EL PROFESOR
Un professeur et père de famille apprend qu’une chaire de philosophie est vacante à la suite du décès d’un mentor.
CRITIQUE DU FILM
El Profesor est une première fois à plusieurs titres pour Benjamin Naishtat, son réalisateur. C’est tout d’abord l’occasion pour lui de s’embarquer sur les sentiers d’une comédie, construite comme telle, lui qui s’était fait remarqué depuis 2014 avec deux drames, Historia del miedo puis Rojo (en 2018), avec un style assez violent. Ce nouveau film est aussi l’opportunité de partager la réalisation avec Maria Alché, sa compagne, qui co-signe cette histoire dont le titre original, Puan, met plus l’accent sur le lieu, l’université, que le personnage principal. En effet, si Marcelo Pena (joué par Marcelo Subiotto) est de tous les plans, tout le scénario tourne bien autour de cette faculté de philosophie nichée au cœur de Buenos Aires, la capitale argentine, dont la chaire du professeur Caselli vient de se libérer à la mort de celui-ci.
Naishtat et Alché développent une narration tout d’abord très simple. Leur personnage principal est sympathique, mais un peu gauche, et les gags qui se succèdent sont très premier degré, dans un style très burlesque. On se moque gentiment de sa propension à se mettre dans des situations compliquées, et on aime également à tourner en ridicule son rival, le très médiatique et réputé Rafael Sujarchuk, revenu d’Allemagne où il est parti enseigner depuis vingt ans. Ce premier temps est d’abord très resserré sur ces deux personnages, dans un petit combat de vieux coqs qui se battent pour obtenir le même trophée, cette chaire qui signifie diriger toute une faculté et ses enseignements. L’un est le représentant de la stabilité et la perpétuation d’une ligne engagée depuis plusieurs décennies, quand l’autre se veut plus moderne et ouvert sur le contemporain avec son expérience à l’étranger.

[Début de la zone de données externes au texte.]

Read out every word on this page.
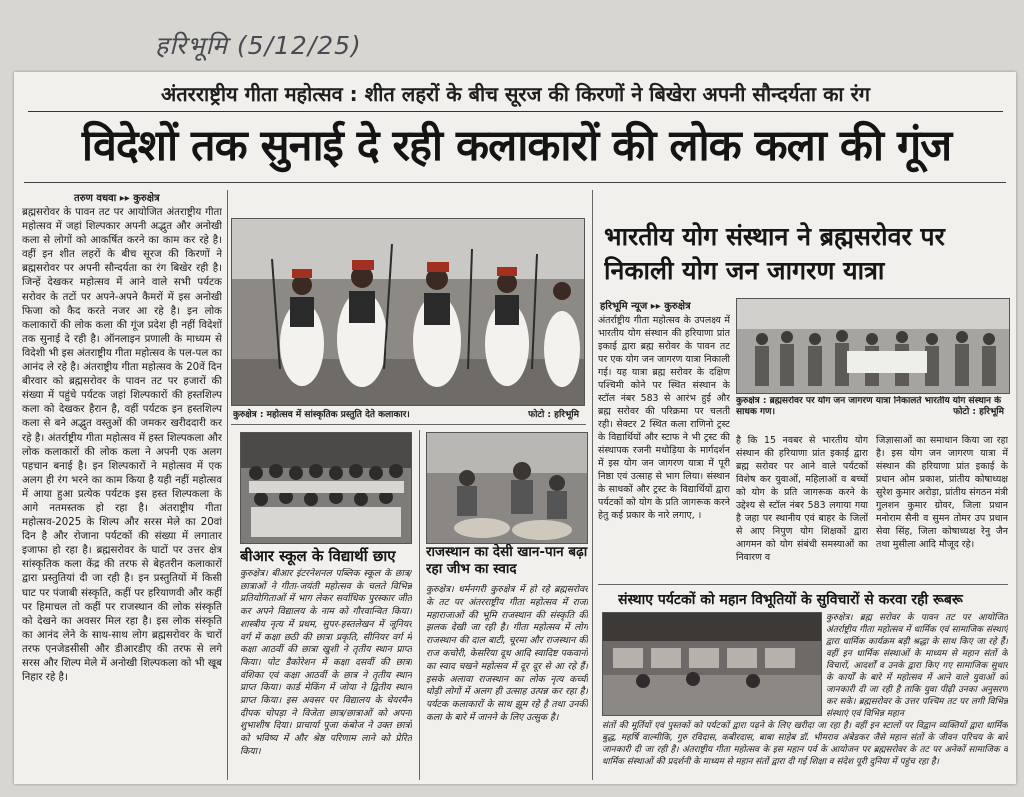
हरिभूमि (5/12/25)
अंतरराष्ट्रीय गीता महोत्सव : शीत लहरों के बीच सूरज की किरणों ने बिखेरा अपनी सौन्दर्यता का रंग
विदेशों तक सुनाई दे रही कलाकारों की लोक कला की गूंज
तरुण वधवा ▸▸ कुरुक्षेत्र
ब्रह्मसरोवर के पावन तट पर आयोजित अंतराष्ट्रीय गीता महोत्सव में जहां शिल्पकार अपनी अद्भुत और अनोखी कला से लोगों को आकर्षित करने का काम कर रहे है। वहीं इन शीत लहरों के बीच सूरज की किरणों ने ब्रह्मसरोवर पर अपनी सौन्दर्यता का रंग बिखेर रही है। जिन्हें देखकर महोत्सव में आने वाले सभी पर्यटक सरोवर के तटों पर अपने-अपने कैमरों में इस अनोखी फिजा को कैद करते नजर आ रहे है। इन लोक कलाकारों की लोक कला की गूंज प्रदेश ही नहीं विदेशों तक सुनाई दे रही है। ऑनलाइन प्रणाली के माध्यम से विदेशी भी इस अंतराष्ट्रीय गीता महोत्सव के पल-पल का आनंद ले रहे है। अंतराष्ट्रीय गीता महोत्सव के 20वें दिन बीरवार को ब्रह्मसरोवर के पावन तट पर हजारों की संख्या में पहुंचे पर्यटक जहां शिल्पकारों की हस्तशिल्प कला को देखकर हैरान है, वहीं पर्यटक इन हस्तशिल्प कला से बने अद्भुत वस्तुओं की जमकर खरीददारी कर रहे है। अंतर्राष्ट्रीय गीता महोत्सव में हस्त शिल्पकला और लोक कलाकारों की लोक कला ने अपनी एक अलग पहचान बनाई है। इन शिल्पकारों ने महोत्सव में एक अलग ही रंग भरने का काम किया है यही नहीं महोत्सव में आया हुआ प्रत्येक पर्यटक इस हस्त शिल्पकला के आगे नतमस्तक हो रहा है। अंतराष्ट्रीय गीता महोत्सव-2025 के शिल्प और सरस मेले का 20वां दिन है और रोजाना पर्यटकों की संख्या में लगातार इजाफा हो रहा है। ब्रह्मसरोवर के घाटों पर उत्तर क्षेत्र सांस्कृतिक कला केंद्र की तरफ से बेहतरीन कलाकारों द्वारा प्रस्तुतियां दी जा रही है। इन प्रस्तुतियों में किसी घाट पर पंजाबी संस्कृति, कहीं पर हरियाणवी और कहीं पर हिमाचल तो कहीं पर राजस्थान की लोक संस्कृति को देखने का अवसर मिल रहा है। इस लोक संस्कृति का आनंद लेने के साथ-साथ लोग ब्रह्मसरोवर के चारों तरफ एनजेडसीसी और डीआरडीए की तरफ से लगे सरस और शिल्प मेले में अनोखी शिल्पकला को भी खूब निहार रहे है।
कुरुक्षेत्र : महोत्सव में सांस्कृतिक प्रस्तुति देते कलाकार।	फोटो : हरिभूमि
बीआर स्कूल के विद्यार्थी छाए
कुरुक्षेत्र। बीआर इंटरनेशनल पब्लिक स्कूल के छात्र/छात्राओं ने गीता-जयंती महोत्सव के चलते विभिन्न प्रतियोगिताओं में भाग लेकर सर्वाधिक पुरस्कार जीत कर अपने विद्यालय के नाम को गौरवान्वित किया। शास्त्रीय नृत्य में प्रथम, सुपर-हस्तलेखन में जूनियर वर्ग में कक्षा छठी की छात्रा प्रकृति, सीनियर वर्ग में कक्षा आठवीं की छात्रा खुशी ने तृतीय स्थान प्राप्त किया। पोट डैकोरेशन में कक्षा दसवीं की छात्रा वंशिका एवं कक्षा आठवीं के छात्र ने तृतीय स्थान प्राप्त किया। कार्ड मेकिंग में जोया ने द्वितीय स्थान प्राप्त किया। इस अवसर पर विद्यालय के चेयरमैन दीपक चोपड़ा ने विजेता छात्र/छात्राओं को अपना शुभाशीष दिया। प्राचार्या पूजा कंबोज ने उक्त छात्रों को भविष्य में और श्रेष्ठ परिणाम लाने को प्रेरित किया।
राजस्थान का देसी खान-पान बढ़ा रहा जीभ का स्वाद
कुरुक्षेत्र। धर्मनगरी कुरुक्षेत्र में हो रहे ब्रह्मसरोवर के तट पर अंतरराष्ट्रीय गीता महोत्सव में राजा महाराजाओं की भूमि राजस्थान की संस्कृति की झलक देखी जा रही है। गीता महोत्सव में लोग राजस्थान की दाल बाटी, चूरमा और राजस्थान की राज कचोरी, केसरिया दूध आदि स्वादिष्ट पकवानों का स्वाद चखने महोत्सव में दूर दूर से आ रहे हैं। इसके अलावा राजस्थान का लोक नृत्य कच्ची घोड़ी लोगों में अलग ही उत्साह उत्पन्न कर रहा है। पर्यटक कलाकारों के साथ झूम रहे है तथा उनकी कला के बारे में जानने के लिए उत्सुक है।
भारतीय योग संस्थान ने ब्रह्मसरोवर पर निकाली योग जन जागरण यात्रा
हरिभूमि न्यूज ▸▸ कुरुक्षेत्र
अंतर्राष्ट्रीय गीता महोत्सव के उपलक्ष्य में भारतीय योग संस्थान की हरियाणा प्रांत इकाई द्वारा ब्रह्म सरोवर के पावन तट पर एक योग जन जागरण यात्रा निकाली गई। यह यात्रा ब्रह्म सरोवर के दक्षिण पश्चिमी कोने पर स्थित संस्थान के स्टॉल नंबर 583 से आरंभ हुई और ब्रह्म सरोवर की परिक्रमा पर चलती रही। सेक्टर 2 स्थित कला राणिनो ट्रस्ट के विद्यार्थियों और स्टाफ ने भी ट्रस्ट की संस्थापक रजनी मधोड़िया के मार्गदर्शन में इस योग जन जागरण यात्रा में पूरी निष्ठा एवं उत्साह से भाग लिया। संस्थान के साधकों और ट्रस्ट के विद्यार्थियों द्वारा पर्यटकों को योग के प्रति जागरूक करने हेतु कई प्रकार के नारे लगाए, ।
कुरुक्षेत्र : ब्रह्मसरोवर पर योग जन जागरण यात्रा निकालते भारतीय योग संस्थान के साधक गण।	फोटो : हरिभूमि
है कि 15 नवबर से भारतीय योग संस्थान की हरियाणा प्रांत इकाई द्वारा ब्रह्म सरोवर पर आने वाले पर्यटकों विशेष कर युवाओं, महिलाओं व बच्चों को योग के प्रति जागरूक करने के उद्देश्य से स्टॉल नंबर 583 लगाया गया है जहा पर स्थानीय एवं बाहर के जिलों से आए निपुण योग शिक्षकों द्वारा आगमन को योग संबंधी समस्याओं का निवारण व
जिज्ञासाओं का समाधान किया जा रहा है। इस योग जन जागरण यात्रा में संस्थान की हरियाणा प्रांत इकाई के प्रधान ओम प्रकाश, प्रांतीय कोषाध्यक्ष सुरेश कुमार अरोड़ा, प्रांतीय संगठन मंत्री गुलशन कुमार ग्रोवर, जिला प्रधान मनोराम सैनी व सुमन तोमर उप प्रधान सेवा सिंह, जिला कोषाध्यक्ष रेनु जैन तथा मुसीला आदि मौजूद रहे।
संस्थाए पर्यटकों को महान विभूतियों के सुविचारों से करवा रही रूबरू
कुरुक्षेत्र। ब्रह्म सरोवर के पावन तट पर आयोजित अंतर्राष्ट्रीय गीता महोत्सव में धार्मिक एवं सामाजिक संस्थाएं द्वारा धार्मिक कार्यक्रम बड़ी श्रद्धा के साथ किए जा रहे हैं। वहीं इन धार्मिक संस्थाओं के माध्यम से महान संतों के विचारों, आदर्शों व उनके द्वारा किए गए सामाजिक सुधार के कार्यों के बारे में महोत्सव में आने वाले युवाओं को जानकारी दी जा रही है ताकि युवा पीढ़ी उनका अनुसरण कर सके। ब्रह्मसरोवर के उत्तर पश्चिम तट पर लगी विभिन्न संस्थाएं एवं विभिन्न महान
संतों की मूर्तियों एवं पुस्तकों को पर्यटकों द्वारा पढ़ने के लिए खरीदा जा रहा है। वहीं इन स्टालों पर विद्वान व्यक्तियों द्वारा धार्मिक बुद्ध, महर्षि वाल्मीकि, गुरु रविदास, कबीरदास, बाबा साहेब डॉ. भीमराव अंबेडकर जैसे महान संतों के जीवन परिचय के बारे जानकारी दी जा रही है। अंतराष्ट्रीय गीता महोत्सव के इस महान पर्व के आयोजन पर ब्रह्मसरोवर के तट पर अनेकों सामाजिक व धार्मिक संस्थाओं की प्रदर्शनी के माध्यम से महान संतों द्वारा दी गई शिक्षा व संदेश पूरी दुनिया में पहुंच रहा है।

Passé cet humour très léger et situationnel, on découvre un autre aspect du film, plus politique, qui se nourrit à la fois de la situation compliquée en Argentine, une crise économique qui touche de plein fouet l’enseignement supérieur, avec également une réflexion plus profonde sur les choix faits pour influer sur le cours de son existence. En une fraction de seconde, il n’y a plus de Puan, de cours, de semestre à préparer, et une situation presque insurrectionnelle se retrouve dirigée en pleine rue par tout le corps enseignant et leurs étudiants, confrontés à la violence policière. Les deux rivaux Marcelo et Rafael sont de nouveaux côte à côte, se révélant dans un moment difficile, loin de leurs atermoiements passés.

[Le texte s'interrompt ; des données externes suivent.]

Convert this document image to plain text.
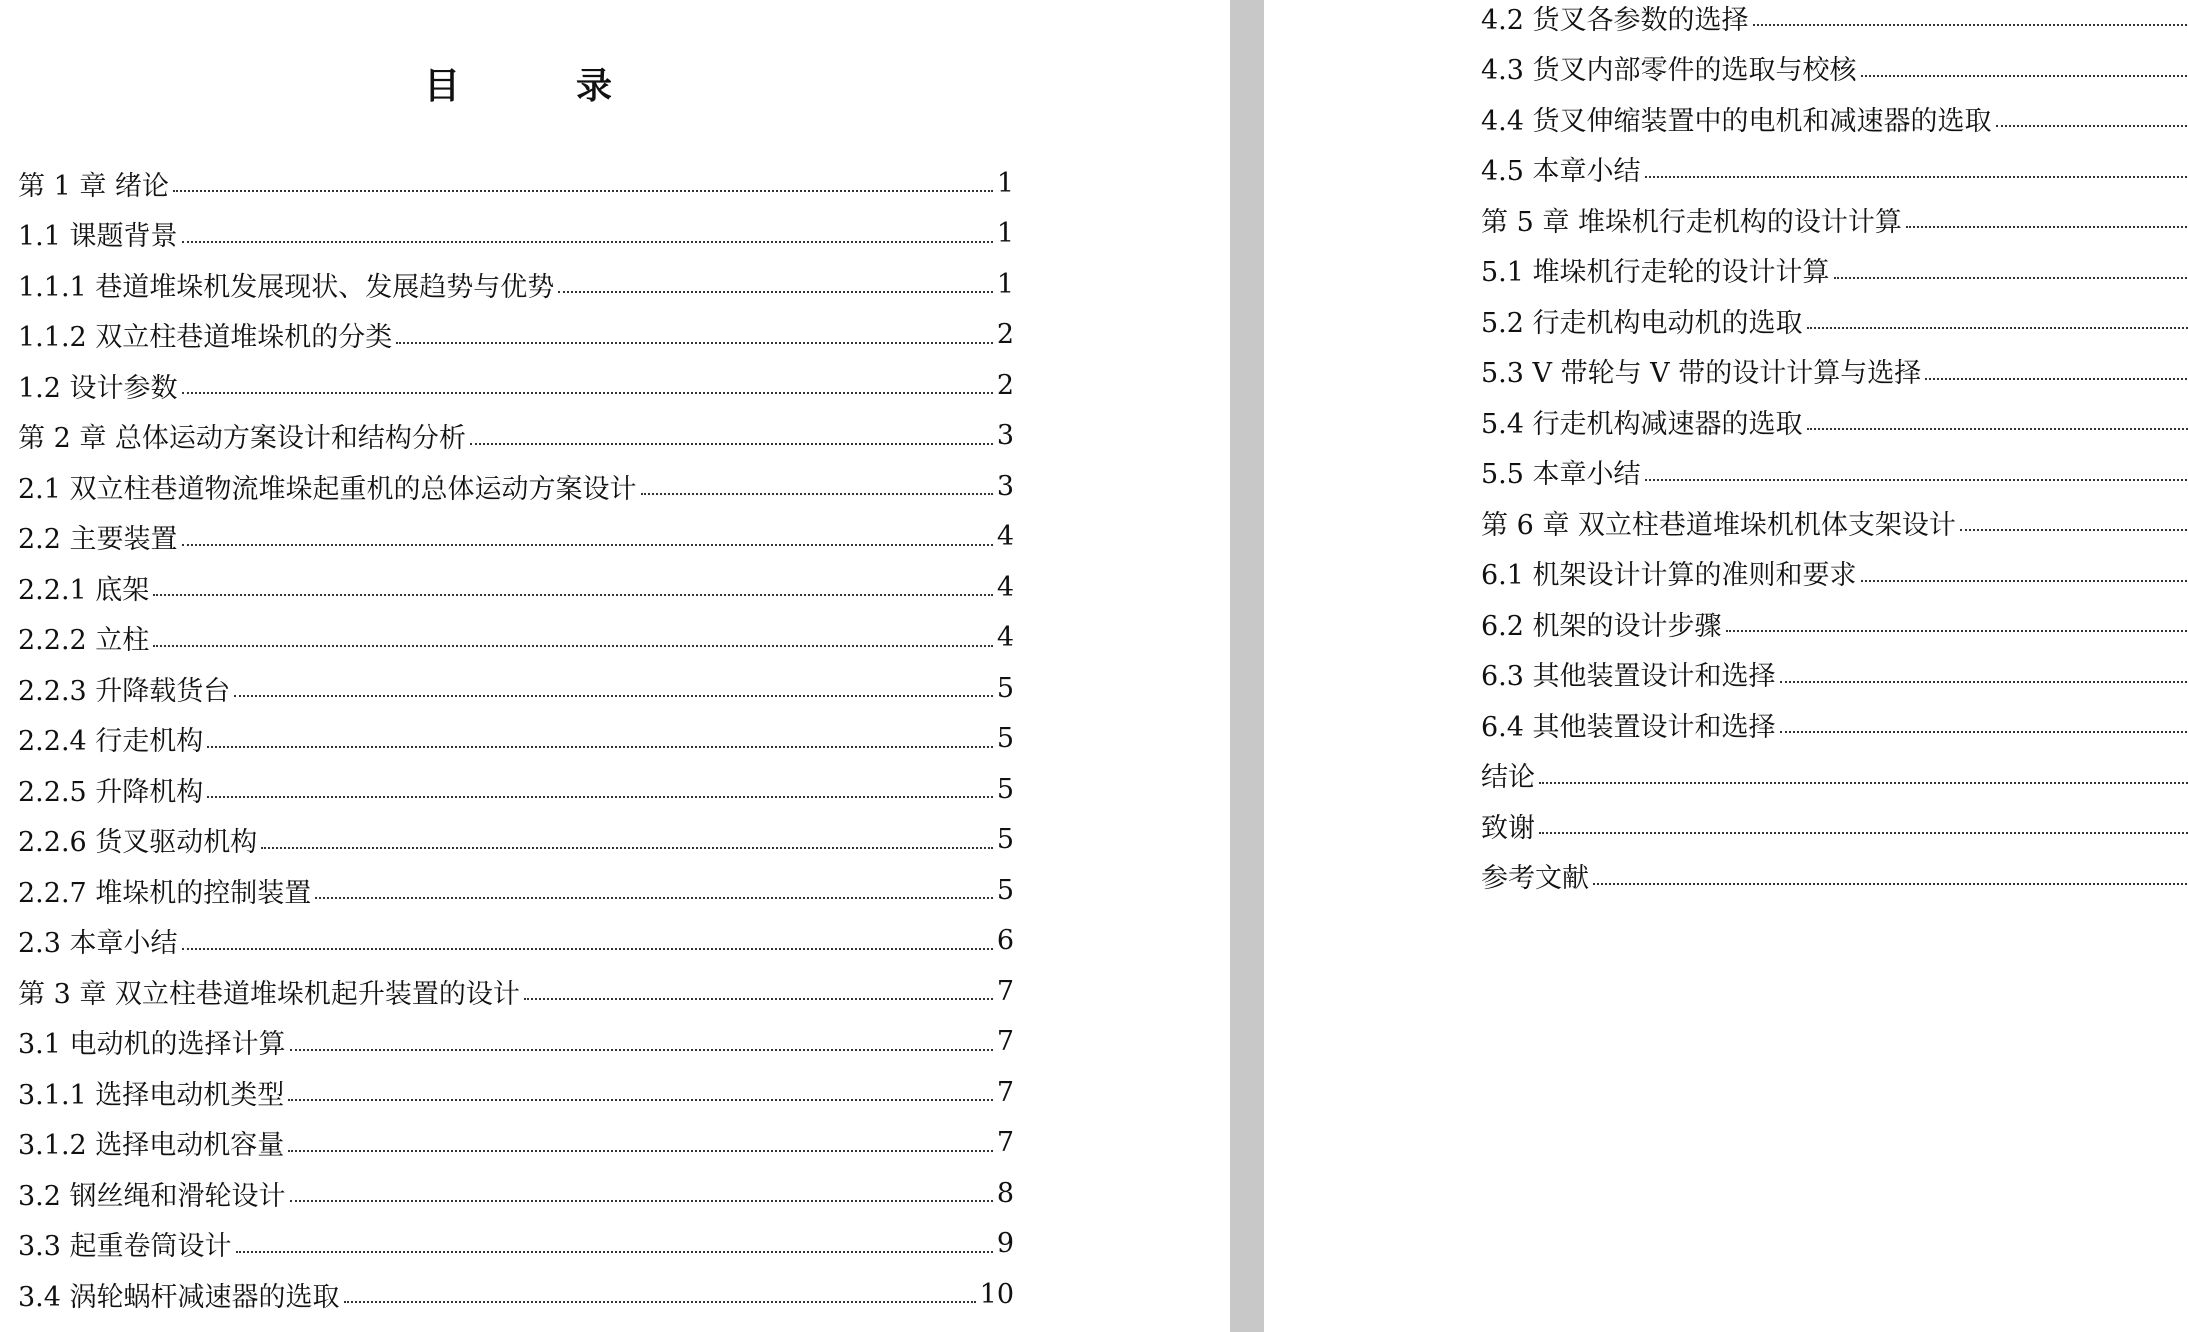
目　录
第 1 章 绪论	1
1.1 课题背景	1
1.1.1 巷道堆垛机发展现状、发展趋势与优势	1
1.1.2 双立柱巷道堆垛机的分类	2
1.2 设计参数	2
第 2 章 总体运动方案设计和结构分析	3
2.1 双立柱巷道物流堆垛起重机的总体运动方案设计	3
2.2 主要装置	4
2.2.1 底架	4
2.2.2 立柱	4
2.2.3 升降载货台	5
2.2.4 行走机构	5
2.2.5 升降机构	5
2.2.6 货叉驱动机构	5
2.2.7 堆垛机的控制装置	5
2.3 本章小结	6
第 3 章 双立柱巷道堆垛机起升装置的设计	7
3.1 电动机的选择计算	7
3.1.1 选择电动机类型	7
3.1.2 选择电动机容量	7
3.2 钢丝绳和滑轮设计	8
3.3 起重卷筒设计	9
3.4 涡轮蜗杆减速器的选取	10
4.2 货叉各参数的选择
4.3 货叉内部零件的选取与校核
4.4 货叉伸缩装置中的电机和减速器的选取
4.5 本章小结
第 5 章 堆垛机行走机构的设计计算
5.1 堆垛机行走轮的设计计算
5.2 行走机构电动机的选取
5.3 V 带轮与 V 带的设计计算与选择
5.4 行走机构减速器的选取
5.5 本章小结
第 6 章 双立柱巷道堆垛机机体支架设计
6.1 机架设计计算的准则和要求
6.2 机架的设计步骤
6.3 其他装置设计和选择
6.4 其他装置设计和选择
结论
致谢
参考文献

C’est pourtant bien un choix politique et personnel qui les rapproche alors qu’il les opposait quelques instants auparavant. Déjà dans le choix de l’orientation du département de philosophie politique, il y avait un questionnement fort sur l’orientation à donner entre conservatisme et réforme d’un enseignement qui pouvait avoir tendance à s’enliser dans une pratique peu remise en question. Marcelo est le plus touché par cet antagonisme, ce moment remettant en question les choix qu’il a pu faire ou oublier de faire, dans ces décennies où il a suivi aveuglement le sentier tracé par son mentor qui vient juste de décéder. Pour son épanouissement personnel, n’est ce pas le moment parfait pour décider ce qui pourrait lui permettre de renaître à un moment crucial de son existence ?
C’est en cela que la comédie écrite par les deux auteurs est brillamment construite, le scénario ayant d’ailleurs reçu le prix du meilleur script au dernier festival de San Sebastian. Le burlesque n’empêche pas le film de devenir plus qu’une simple série de gags, allant jusqu’à l’élever dans une lecture critique de la société argentine et une radiographie de la vie d’un homme qui se révèle dans un moment de crise, enfin conscient de ses choix.
De Maria Alché et Benjamin Naishtat,
avec Marcelo Subiotto, Leonardo Sbaraglia et Julieta Zylberberg.